El Gobierno estudia utilizar el IRPF como herramienta para frenar las subidas del alquiler. La propuesta pasa por penalizar fiscalmente a los propietarios que incrementen el precio cuando finaliza un contrato y se firma uno nuevo. Es decir, no afectaría a las actualizaciones anuales permitidas por ley, normalmente vinculadas al IPC, sino a aumentos más significativos en la renovación.
La medida se encuentra en fase de negociación con los grupos parlamentarios. Según fuentes del Ejecutivo, el objetivo es introducir cambios en las reducciones fiscales actuales para incentivar que los propietarios mantengan las rentas estables. De esta forma, quienes suban el alquiler podrían perder parte, o incluso la totalidad, de las ventajas fiscales que hoy se aplican sobre el rendimiento neto del alquiler.
Hasta ahora, los caseros pueden beneficiarse de importantes reducciones en la declaración de la renta. Por ejemplo, los contratos firmados antes de mayo de 2023 permiten aplicar una reducción del 60%. En los contratos posteriores, la rebaja general es del 50%, aunque puede elevarse en determinados supuestos. Sin embargo, con la reforma que se estudia, esa reducción podría disminuir si el propietario decide encarecer la renta al renovar el contrato, según Europa Press.
La iniciativa no se limita al IRPF. El Ejecutivo también plantea introducir límites más estrictos a los contratos de temporada. La intención es definir con mayor claridad cuándo puede considerarse un alquiler temporal y establecer sanciones para quienes utilicen esta fórmula de manera fraudulenta para esquivar la regulación.
Asimismo, el Gobierno quiere actuar sobre el alquiler por habitaciones. La propuesta pasa por extender a estos contratos las garantías de los alquileres habituales. Entre las condiciones previstas, se establecería que la suma total de las habitaciones no pueda superar el precio que tendría la vivienda completa. Además, en las llamadas zonas tensionadas, se aplicarían los mecanismos de control de rentas previstos en la ley.
Actualmente, el sistema fiscal también contempla incentivos adicionales. En áreas tensionadas, los propietarios pueden beneficiarse de reducciones del 70% si alquilan por primera vez a jóvenes de entre 18 y 35 años. Incluso pueden alcanzar el 90% si rebajan el precio más de un 5% en un nuevo contrato.
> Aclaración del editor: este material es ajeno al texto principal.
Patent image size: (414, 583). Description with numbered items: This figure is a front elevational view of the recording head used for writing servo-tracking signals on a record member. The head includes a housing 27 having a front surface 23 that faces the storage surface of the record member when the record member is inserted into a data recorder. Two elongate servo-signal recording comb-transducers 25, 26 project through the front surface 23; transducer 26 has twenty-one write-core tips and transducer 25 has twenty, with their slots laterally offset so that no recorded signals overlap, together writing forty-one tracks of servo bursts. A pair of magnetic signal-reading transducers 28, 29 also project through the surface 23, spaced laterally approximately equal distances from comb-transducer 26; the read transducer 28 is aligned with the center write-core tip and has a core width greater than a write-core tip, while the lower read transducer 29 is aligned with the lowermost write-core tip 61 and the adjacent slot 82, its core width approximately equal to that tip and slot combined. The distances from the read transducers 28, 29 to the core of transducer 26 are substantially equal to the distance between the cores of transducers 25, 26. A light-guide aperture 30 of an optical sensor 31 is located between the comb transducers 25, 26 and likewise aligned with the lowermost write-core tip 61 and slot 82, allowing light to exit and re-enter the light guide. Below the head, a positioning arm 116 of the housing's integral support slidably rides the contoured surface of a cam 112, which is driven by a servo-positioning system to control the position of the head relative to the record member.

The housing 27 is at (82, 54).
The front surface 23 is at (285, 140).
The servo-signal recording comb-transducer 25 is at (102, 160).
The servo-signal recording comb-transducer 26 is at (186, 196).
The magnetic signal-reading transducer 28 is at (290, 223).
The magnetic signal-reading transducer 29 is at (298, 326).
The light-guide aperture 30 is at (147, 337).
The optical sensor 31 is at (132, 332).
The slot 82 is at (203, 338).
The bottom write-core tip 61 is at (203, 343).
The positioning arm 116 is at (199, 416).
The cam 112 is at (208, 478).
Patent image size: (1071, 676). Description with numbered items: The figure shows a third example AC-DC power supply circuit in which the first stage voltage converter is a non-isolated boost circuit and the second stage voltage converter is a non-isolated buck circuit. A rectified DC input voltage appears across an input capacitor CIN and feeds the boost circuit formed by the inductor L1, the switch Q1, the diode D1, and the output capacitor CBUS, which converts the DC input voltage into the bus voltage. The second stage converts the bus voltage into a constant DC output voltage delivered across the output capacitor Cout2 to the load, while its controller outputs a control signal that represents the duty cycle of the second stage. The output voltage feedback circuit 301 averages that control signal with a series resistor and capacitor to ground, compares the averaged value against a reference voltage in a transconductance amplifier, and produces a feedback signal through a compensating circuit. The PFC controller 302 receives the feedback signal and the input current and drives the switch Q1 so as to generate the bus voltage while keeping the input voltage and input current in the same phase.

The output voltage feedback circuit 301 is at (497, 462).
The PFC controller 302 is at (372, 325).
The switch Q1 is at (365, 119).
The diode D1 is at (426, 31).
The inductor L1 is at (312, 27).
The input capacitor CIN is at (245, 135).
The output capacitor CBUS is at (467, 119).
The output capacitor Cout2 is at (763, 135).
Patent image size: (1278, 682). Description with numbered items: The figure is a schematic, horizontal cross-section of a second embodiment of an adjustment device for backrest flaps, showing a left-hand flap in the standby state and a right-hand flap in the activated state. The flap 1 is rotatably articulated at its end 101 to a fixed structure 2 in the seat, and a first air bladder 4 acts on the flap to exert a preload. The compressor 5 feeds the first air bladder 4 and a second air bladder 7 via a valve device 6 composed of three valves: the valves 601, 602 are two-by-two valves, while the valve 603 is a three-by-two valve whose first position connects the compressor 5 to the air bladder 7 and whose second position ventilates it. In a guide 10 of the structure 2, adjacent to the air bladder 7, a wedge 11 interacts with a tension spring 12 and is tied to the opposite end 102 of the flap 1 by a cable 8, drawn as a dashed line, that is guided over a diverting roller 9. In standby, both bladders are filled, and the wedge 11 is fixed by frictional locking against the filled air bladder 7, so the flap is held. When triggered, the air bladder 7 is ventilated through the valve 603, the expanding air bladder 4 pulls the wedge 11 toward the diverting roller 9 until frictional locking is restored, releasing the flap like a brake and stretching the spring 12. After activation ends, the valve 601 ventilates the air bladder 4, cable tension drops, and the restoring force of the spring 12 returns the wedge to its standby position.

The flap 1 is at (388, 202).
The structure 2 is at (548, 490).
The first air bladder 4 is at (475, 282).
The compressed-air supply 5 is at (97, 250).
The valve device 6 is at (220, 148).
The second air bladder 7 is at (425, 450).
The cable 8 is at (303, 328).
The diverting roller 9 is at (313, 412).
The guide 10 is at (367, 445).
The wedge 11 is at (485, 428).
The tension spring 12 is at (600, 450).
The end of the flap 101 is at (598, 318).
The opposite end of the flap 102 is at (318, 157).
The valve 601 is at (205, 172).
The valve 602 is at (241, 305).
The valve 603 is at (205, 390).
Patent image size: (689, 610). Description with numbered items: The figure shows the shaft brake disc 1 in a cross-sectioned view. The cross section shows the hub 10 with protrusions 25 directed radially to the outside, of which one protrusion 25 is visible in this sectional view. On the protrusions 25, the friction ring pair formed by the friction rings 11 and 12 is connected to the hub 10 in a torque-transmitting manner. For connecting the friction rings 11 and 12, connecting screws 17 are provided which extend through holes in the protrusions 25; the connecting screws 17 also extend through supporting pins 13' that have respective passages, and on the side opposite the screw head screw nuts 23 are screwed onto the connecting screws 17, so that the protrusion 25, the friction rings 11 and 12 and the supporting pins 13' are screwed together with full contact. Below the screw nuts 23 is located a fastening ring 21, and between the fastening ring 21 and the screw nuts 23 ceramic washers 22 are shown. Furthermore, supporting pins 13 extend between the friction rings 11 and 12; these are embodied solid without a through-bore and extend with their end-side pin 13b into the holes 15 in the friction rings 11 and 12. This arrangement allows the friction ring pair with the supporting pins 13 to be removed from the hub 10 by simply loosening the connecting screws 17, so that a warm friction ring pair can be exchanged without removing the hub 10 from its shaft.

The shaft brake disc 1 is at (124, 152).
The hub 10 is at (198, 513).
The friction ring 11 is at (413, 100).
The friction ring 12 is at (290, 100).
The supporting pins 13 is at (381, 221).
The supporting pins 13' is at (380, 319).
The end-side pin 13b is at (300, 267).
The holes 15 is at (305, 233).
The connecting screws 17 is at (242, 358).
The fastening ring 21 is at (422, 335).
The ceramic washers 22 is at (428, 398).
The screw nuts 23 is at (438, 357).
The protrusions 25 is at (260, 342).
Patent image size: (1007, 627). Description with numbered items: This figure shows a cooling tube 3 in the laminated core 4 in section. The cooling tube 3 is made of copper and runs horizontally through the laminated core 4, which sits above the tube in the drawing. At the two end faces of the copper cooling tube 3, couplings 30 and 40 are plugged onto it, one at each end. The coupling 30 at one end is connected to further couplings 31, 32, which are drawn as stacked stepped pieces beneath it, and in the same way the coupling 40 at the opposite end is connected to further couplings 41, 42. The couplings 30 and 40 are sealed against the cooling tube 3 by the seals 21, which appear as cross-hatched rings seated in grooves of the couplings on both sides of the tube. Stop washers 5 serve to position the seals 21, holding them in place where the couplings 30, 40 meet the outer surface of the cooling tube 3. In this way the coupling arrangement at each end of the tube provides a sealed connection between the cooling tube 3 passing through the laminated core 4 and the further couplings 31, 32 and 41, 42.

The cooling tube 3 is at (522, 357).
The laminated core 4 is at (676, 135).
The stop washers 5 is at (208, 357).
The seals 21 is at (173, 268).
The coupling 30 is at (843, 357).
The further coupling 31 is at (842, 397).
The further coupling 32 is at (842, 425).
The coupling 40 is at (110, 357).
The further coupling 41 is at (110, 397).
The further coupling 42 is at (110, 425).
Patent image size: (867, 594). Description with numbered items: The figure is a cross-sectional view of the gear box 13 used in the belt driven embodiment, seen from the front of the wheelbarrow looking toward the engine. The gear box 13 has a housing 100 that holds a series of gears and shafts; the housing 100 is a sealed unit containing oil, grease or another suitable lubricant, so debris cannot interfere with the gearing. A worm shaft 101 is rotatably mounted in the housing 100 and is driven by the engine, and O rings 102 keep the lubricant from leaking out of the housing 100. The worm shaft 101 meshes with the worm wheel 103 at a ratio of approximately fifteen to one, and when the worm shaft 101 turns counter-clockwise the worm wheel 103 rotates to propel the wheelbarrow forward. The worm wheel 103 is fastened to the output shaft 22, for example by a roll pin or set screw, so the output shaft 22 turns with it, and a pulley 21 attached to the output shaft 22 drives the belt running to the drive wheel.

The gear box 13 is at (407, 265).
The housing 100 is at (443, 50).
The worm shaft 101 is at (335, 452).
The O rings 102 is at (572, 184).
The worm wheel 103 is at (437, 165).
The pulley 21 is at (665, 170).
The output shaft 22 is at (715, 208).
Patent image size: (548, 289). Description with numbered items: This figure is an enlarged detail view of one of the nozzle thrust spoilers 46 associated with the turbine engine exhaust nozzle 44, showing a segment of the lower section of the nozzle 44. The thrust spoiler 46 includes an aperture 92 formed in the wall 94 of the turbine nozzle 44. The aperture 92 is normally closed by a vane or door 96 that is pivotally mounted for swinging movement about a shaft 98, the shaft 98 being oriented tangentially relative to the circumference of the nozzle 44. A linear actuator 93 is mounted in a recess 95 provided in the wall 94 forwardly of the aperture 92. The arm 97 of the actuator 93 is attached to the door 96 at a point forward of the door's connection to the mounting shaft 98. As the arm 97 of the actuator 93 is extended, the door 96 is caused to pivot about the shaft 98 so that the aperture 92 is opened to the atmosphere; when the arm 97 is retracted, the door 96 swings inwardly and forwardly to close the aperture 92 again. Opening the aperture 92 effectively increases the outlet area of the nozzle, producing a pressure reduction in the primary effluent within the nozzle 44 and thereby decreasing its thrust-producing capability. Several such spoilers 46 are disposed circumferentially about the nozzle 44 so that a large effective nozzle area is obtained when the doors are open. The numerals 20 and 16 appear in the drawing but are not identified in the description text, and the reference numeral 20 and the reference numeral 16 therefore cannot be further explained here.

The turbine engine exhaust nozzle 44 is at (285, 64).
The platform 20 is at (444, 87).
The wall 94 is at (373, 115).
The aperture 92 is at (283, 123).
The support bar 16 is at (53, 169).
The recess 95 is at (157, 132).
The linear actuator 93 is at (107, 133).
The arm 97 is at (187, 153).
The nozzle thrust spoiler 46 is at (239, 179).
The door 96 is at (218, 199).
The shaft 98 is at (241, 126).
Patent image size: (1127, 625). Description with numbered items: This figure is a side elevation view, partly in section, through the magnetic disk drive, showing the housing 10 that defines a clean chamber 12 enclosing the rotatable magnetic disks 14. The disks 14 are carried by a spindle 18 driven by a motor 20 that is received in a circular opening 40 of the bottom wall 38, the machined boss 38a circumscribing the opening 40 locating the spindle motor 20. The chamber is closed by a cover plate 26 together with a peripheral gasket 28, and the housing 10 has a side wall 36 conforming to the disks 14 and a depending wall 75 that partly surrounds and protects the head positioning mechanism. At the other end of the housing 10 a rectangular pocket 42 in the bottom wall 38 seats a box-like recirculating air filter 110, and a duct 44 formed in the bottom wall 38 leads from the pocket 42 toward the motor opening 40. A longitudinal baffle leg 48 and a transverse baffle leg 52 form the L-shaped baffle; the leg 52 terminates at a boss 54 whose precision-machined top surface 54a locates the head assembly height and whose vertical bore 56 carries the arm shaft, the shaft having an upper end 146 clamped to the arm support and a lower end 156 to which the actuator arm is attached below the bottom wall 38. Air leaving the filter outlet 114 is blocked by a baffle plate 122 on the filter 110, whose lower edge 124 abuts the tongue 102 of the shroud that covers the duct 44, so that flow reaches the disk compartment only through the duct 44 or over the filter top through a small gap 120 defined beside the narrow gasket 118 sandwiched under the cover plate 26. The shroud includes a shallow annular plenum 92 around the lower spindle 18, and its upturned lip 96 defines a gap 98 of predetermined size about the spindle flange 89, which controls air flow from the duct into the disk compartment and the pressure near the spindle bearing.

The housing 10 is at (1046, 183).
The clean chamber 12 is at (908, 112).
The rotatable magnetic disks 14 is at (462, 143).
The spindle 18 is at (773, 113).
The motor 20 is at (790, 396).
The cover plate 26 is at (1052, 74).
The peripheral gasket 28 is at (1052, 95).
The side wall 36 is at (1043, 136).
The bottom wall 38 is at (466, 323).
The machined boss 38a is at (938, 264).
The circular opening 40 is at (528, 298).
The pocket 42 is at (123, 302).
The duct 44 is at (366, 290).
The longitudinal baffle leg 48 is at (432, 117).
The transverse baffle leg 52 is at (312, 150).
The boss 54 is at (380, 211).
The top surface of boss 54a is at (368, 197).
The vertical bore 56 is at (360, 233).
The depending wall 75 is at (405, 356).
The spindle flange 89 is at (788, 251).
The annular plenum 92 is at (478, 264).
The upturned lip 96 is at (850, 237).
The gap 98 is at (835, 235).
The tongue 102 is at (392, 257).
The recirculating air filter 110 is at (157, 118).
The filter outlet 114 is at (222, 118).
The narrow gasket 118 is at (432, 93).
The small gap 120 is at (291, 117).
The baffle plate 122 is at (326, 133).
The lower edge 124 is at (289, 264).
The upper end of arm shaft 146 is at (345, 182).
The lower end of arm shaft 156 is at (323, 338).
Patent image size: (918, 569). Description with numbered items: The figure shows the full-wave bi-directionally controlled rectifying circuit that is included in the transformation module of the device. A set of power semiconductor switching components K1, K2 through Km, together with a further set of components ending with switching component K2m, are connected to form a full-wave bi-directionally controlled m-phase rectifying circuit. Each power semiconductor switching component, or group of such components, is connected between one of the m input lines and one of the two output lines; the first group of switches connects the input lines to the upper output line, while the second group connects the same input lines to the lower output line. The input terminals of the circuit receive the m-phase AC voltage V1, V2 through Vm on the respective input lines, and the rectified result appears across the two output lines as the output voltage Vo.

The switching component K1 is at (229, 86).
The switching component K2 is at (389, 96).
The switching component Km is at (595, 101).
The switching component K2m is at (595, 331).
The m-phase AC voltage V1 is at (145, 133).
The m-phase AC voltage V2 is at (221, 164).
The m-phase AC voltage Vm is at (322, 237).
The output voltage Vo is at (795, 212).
Con este nuevo planteamiento, el Gobierno pretende reforzar la idea de que el sistema fiscal no solo recauda, sino que también orienta el comportamiento del mercado. La propuesta busca equilibrar el acceso a la vivienda y evitar incrementos bruscos en un contexto de alta demanda y precios elevados. El debate está abierto y las negociaciones determinarán el alcance final de la reforma.